We've gotten through the problem now, and the client no longer want to put my head on a spike, so I will now take a moment for an after-action review that might help other software developers in the future.

First, the things I did right:

  • When I deployed the upgrade Saturday, I preserved the state of the database and application at exactly that moment.
  • All of the data in the system, every field of it, was audited. It was trivially easy to produce a report of every change made to the system from roll-out Saturday afternoon through roll-back Monday night.
  • When I rolled back the upgrade Monday night, I preserved the state of the upgraded database and application at exactly that moment.
  • When the client first noticed the problem, I dropped everything else and worked out a plan with them. The plan centered around getting their business back up first, and then dealing with the technology.
  • Their customers were completely back to normal at the start of business Tuesday.
  • The application runs on Windows Azure, which made preserving the old application state not only easy, but possible.

So what should I have done better?

  • My biggest error was overconfidence in my ability to roll back the upgrade.
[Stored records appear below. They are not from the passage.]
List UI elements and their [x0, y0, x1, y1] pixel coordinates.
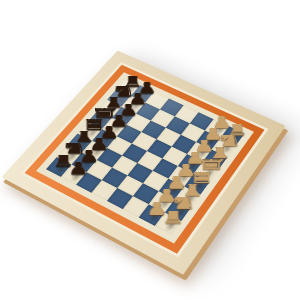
frame-inner-trim: ♜♞♝♛♚♝♞♜♟♟♟♟♟♟♟♟♟♟♟♟♟♟♟♟♜♞♝♛♚♝♞♜	[20, 62, 268, 257]
piece-black-pawn-a7[interactable]: ♟	[68, 156, 88, 179]
orange-border-band: ♜♞♝♛♚♝♞♜♟♟♟♟♟♟♟♟♟♟♟♟♟♟♟♟♜♞♝♛♚♝♞♜	[25, 65, 265, 254]
cream-margin: ♜♞♝♛♚♝♞♜♟♟♟♟♟♟♟♟♟♟♟♟♟♟♟♟♜♞♝♛♚♝♞♜	[36, 72, 254, 243]
board-grid: ♜♞♝♛♚♝♞♜♟♟♟♟♟♟♟♟♟♟♟♟♟♟♟♟♜♞♝♛♚♝♞♜	[46, 79, 245, 235]
chess-board: ♜♞♝♛♚♝♞♜♟♟♟♟♟♟♟♟♟♟♟♟♟♟♟♟♜♞♝♛♚♝♞♜	[2, 50, 286, 274]
photo-background: ♜♞♝♛♚♝♞♜♟♟♟♟♟♟♟♟♟♟♟♟♟♟♟♟♜♞♝♛♚♝♞♜	[0, 0, 300, 300]
piece-white-rook-a1[interactable]: ♜	[161, 201, 185, 228]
No matter what other errors I made, this was the root of all of them.
  • The second major error was not testing the UI on Internet Explorer 8. Mitigating this was the fact that neither I nor my client was aware that the bulk of their customers used IE8. However, given that people using IE8 were totally unable to use the application, even if the numbers of customers using IE8 was very small, the large impact should have put IE8 near the top of my regression test checklist.
  • Instead of spending a couple of hours re-entering data, I should have written a script to do it.
  • I have always regretted (though never more than today) publicizing the appointments IDENTITY column to the end user, because it's normal they'd use this ID for business purposes. This illustrates the danger—not just the sloppy design—of using a single database field for two purposes. Any future version of the application will have an OrderID field that is not a database plumbing field.

All in all, the good things outweighed the bad, and I may get back in my client's good graces when I roll out the next update. You know, the one that works on IE8, but still solves the looming problem of the platform's age.